In June 1995, I was a flight instructor at the Ben Epps Airport (KAHN) in Athens, Ga. I had just graduated from the University of Georgia and was about to leave my part-time job flight instructing for a job in the claims department of the now defunct Fortune Insurance Company in Jacksonville, Fla.
Even though airline hiring was going on at the time, I hadn’t really thought about an airline career. The mid-1990s were at the height of the pay-for-training years in which airlines would hire pilots as long as the pilots agreed to pay for their own initial simulator training. This could cost tens of thousands of dollars and, with several student loans already, I didn’t want to add to my debt load.
As I got ready to depart Athens for a new insurance career, Ken, one of my star students, was trying to meet the requirements for a commercial license. Ken was professor of veterinary medicine at the University of Georgia and had been bitten by the flying bug. He had already earned his private license, his instrument rating, and now had his sights set on becoming a commercial pilot.
About this time, one of the flying magazines ran an article about a general aviation pilot who had been flying around Atlanta at night and, on a lark, asked the approach controller for touch and go landings at Hartsfield International (KATL). To most people, Hartsfield is THE Atlanta airport. It is the hub and headquarters of Delta Air Lines and, until its merger with Southwest is complete, Airtran. According to CNN, ATL is the busiest passenger airport in the world with more than 95 million passengers passing through its terminals in 2012. The airport’s website reports that there are almost 2,500 departures and arrivals each day.
Ken read the article about the touch and goes at the world’s busiest airport and hatched an idea. He wanted to make a cross-country trip from Athens to Hartsfield. Even though he was a licensed pilot, Ken did not feel comfortable making the trip by himself so he asked me to join him. Flying the trip under instrument flight rules would make it easier to get in and out of Hartsfield, we hoped. Pilots must have a clearance to enter the busy Class B airspace around Atlanta and it comes automatically when you fly IFR. As an added bonus, Ken could log the trip as a cross-country flight to meet commercial pilot license requirements.
On the day of the trip, June 26, 1995, we rented a Piper Warrior from Sonny’s Air Service, the small flight school at the Athens airport where I worked. The low-wing single-engine airplane seated four and was the fastest rental plane in Sonny’s fleet. Ken flew while I sat in the right seat, my usual perch while instructing. We also brought along Brooks, one of my friends who wasn’t a pilot but who loved airplanes and flying.
After almost 20 years the details of the trip are a little hazy in my memory. I remember the controller (who probably wasn’t very pleased to have us disrupting the flow of his traffic) making us do 360 degree turns while we waited for a gap in the never-ending line of airline jets approaching for landing. We finally found a gap between Delta and ValueJet, the forerunner of AirTran, and made our landing on runway 9 right, up to that point in my flying career, was the largest piece of pavement I had ever seen. We made the approach and landing at about 120 knots, about as fast as a Warrior can fly and about as slow as an airliner can fly.
I remember taxiing to the FBO (fixed base operator), the terminal for private airplanes on the north side of Hartsfield. Ken paid the landing fee which was about $25 for our Warrior as I recall. We explored the FBO and filled our tanks with free cookies in the pilot lounge.
When we got ready to leave, we started the engine and got our clearance.

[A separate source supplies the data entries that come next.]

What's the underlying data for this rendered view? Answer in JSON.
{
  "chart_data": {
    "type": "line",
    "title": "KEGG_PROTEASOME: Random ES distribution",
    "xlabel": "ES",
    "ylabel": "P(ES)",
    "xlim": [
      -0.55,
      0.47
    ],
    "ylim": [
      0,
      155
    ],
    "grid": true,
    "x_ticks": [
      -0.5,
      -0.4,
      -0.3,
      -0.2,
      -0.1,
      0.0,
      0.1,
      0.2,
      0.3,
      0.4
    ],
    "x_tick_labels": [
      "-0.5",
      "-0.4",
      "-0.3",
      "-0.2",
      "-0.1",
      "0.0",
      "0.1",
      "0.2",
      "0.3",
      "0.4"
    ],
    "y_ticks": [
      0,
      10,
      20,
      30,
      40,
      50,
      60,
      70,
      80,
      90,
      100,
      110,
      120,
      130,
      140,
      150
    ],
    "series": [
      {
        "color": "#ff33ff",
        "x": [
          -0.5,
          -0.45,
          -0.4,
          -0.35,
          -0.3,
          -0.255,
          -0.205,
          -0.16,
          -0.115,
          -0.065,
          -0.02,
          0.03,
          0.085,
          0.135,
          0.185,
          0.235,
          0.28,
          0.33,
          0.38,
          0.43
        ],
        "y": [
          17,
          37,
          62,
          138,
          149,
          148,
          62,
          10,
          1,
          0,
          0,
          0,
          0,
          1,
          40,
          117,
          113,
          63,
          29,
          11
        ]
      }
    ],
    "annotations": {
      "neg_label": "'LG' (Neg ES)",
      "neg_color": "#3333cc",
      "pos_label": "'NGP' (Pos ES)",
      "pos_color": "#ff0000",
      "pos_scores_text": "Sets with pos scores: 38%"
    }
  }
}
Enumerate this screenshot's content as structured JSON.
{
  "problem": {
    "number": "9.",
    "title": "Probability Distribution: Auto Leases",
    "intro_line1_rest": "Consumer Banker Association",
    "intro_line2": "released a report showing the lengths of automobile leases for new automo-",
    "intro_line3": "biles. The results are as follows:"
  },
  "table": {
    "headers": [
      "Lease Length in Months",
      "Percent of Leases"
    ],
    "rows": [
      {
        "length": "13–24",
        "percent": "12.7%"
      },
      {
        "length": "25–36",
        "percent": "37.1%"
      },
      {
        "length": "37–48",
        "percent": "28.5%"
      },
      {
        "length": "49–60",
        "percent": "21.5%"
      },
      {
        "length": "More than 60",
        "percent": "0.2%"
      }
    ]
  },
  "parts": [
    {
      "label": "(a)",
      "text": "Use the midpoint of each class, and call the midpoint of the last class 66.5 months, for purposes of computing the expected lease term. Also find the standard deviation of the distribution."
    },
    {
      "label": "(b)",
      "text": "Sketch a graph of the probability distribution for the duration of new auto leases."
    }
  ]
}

The ground controller, rather than having us taxi to the end of the nearest runway, directed us to a runway intersection directly in front of the FBO on taxiway “Dixie.” (Normally taxiways are named for letters of the phonetic alphabet. In Atlanta, where Delta Air Lines is based, taxiway “Delta” is renamed taxiway “Dixie” to avoid confusion.) I had always been taught to never accept an intersection takeoff and had given my students the same advice. In this case, however, the runway in front of us was 9,000 feet long and 150 feet wide. The Piper could almost take off going across it. A glance at the airport chart showed that we had approximately 5,000 feet remaining from the intersection, nearly a mile and about as long as the runway at Athens. Judging that to be a sufficient distance, we accepted the takeoff clearance and were soon on our way.
The trip back to Athens was uneventful. We returned home, our exploratory mission successful, and now had the bragging rights that came from flying into Hartsfield and mixing with the kerosene burners who props were invisible inside their jet engine nacelles. The entire round trip had taken just under two hours.
Soon after that trip, I left Athens to start work at an insurance company. Office work didn’t take, however. I never quit flying and a few years later I went back to full-time instructing, this time in Florida at the FlightSafety Academy. A few years after that, I returned to Hartsfield, this time as the First Officer of a Delta Connection Canadair Regional Jet. Since then I have returned there flying corporate jets back to the same FBO (although it is now under new management). My current job has taken me back to Hartsfield as a simulator instructor.
Ken’s love of flying eventually led him to become a Certified Flight Instructor in addition to his teaching duties at the University. While Brooks never became a pilot, he fulfilled his love of aviation through building and flying remote control airplanes.